Earth's aurorae are created when energetic particles from the Sun slam into our planet's magnetic field, which funnels them toward the poles. Here, they smash into Earth's atmosphere, causing air molecules to glow like a neon sign.
Particularly strong aurorae result when Earth is hit by a coronal mass ejection or CME - a gigantic blast that sends billions of tons of solar plasma - electrically charged, hot gas - into the solar system.
Cohen and his colleagues used computer models to study what would happen if a gas giant in a close orbit, just a few million miles from its star, were hit by a stellar eruption.
The planet, he found, would be subjected to a much stronger and more focused blast.
"The impact to the exoplanet would be completely different than what we see in our solar system, and much more violent," says co-author Vinay Kashyap of CfA.
In the model, a CME hits the hot Jupiter and weakens its magnetic shield before the particles reach the gas giant's atmosphere. Its aurora lights up in a ring around the equator, 100 to 1,000 times more energetically than on Earth. Over the next six hours or so, the aurora ripples up and down toward the planet's poles before gradually fading away.

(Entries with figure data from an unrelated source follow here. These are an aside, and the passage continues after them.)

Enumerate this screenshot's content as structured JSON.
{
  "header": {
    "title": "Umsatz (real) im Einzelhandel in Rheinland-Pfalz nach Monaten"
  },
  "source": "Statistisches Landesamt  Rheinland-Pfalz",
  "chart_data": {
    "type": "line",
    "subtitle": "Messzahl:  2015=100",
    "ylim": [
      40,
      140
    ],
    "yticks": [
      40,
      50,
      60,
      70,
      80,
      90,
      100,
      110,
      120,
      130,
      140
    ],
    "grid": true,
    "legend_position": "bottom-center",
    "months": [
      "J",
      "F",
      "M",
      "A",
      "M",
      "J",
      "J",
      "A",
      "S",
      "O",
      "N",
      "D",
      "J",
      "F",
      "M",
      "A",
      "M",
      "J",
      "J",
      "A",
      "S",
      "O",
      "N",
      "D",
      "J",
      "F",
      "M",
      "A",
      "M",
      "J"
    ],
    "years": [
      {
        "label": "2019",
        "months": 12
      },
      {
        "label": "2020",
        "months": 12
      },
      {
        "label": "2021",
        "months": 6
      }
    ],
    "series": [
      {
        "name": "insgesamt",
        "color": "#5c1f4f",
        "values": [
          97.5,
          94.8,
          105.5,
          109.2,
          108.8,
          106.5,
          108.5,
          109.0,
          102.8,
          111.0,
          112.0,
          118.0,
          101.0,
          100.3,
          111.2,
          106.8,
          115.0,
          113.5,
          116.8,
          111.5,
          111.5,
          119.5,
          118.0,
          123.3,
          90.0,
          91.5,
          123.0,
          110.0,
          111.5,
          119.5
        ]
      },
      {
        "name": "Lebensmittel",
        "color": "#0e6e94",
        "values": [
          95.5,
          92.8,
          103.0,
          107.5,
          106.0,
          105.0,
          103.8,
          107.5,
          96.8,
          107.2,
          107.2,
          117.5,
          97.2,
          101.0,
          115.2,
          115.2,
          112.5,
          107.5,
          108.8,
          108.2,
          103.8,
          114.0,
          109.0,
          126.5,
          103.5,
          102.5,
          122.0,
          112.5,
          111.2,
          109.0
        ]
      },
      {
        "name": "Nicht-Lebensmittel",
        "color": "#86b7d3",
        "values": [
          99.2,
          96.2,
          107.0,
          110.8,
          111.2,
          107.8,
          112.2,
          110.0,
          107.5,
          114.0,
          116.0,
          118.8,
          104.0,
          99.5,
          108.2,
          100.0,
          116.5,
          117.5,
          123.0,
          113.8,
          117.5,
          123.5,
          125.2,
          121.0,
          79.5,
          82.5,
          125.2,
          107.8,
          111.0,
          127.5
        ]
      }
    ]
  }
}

Despite the extreme forces involved, the exoplanet's magnetic field shields its atmosphere from erosion.
"Our calculations show how well the planet's protective mechanism works," says Cohen. "Even a planet with a magnetic field much weaker than Jupiter's would stay relatively safe."
The work has important implications for the habitability of rocky worlds orbiting distant stars. Since red dwarf stars are the most common stars in our galaxy, they've become the focus for the search for Earthlike worlds.
However, since a red dwarf is cooler than our sun, a planet would have to orbit very closely to be warm enough for liquid water - and, here, it would be subjected to the sort of violent stellar eruptions studied by Cohen. The team now plans to examine whether rocky worlds could shield themselves from such eruptions.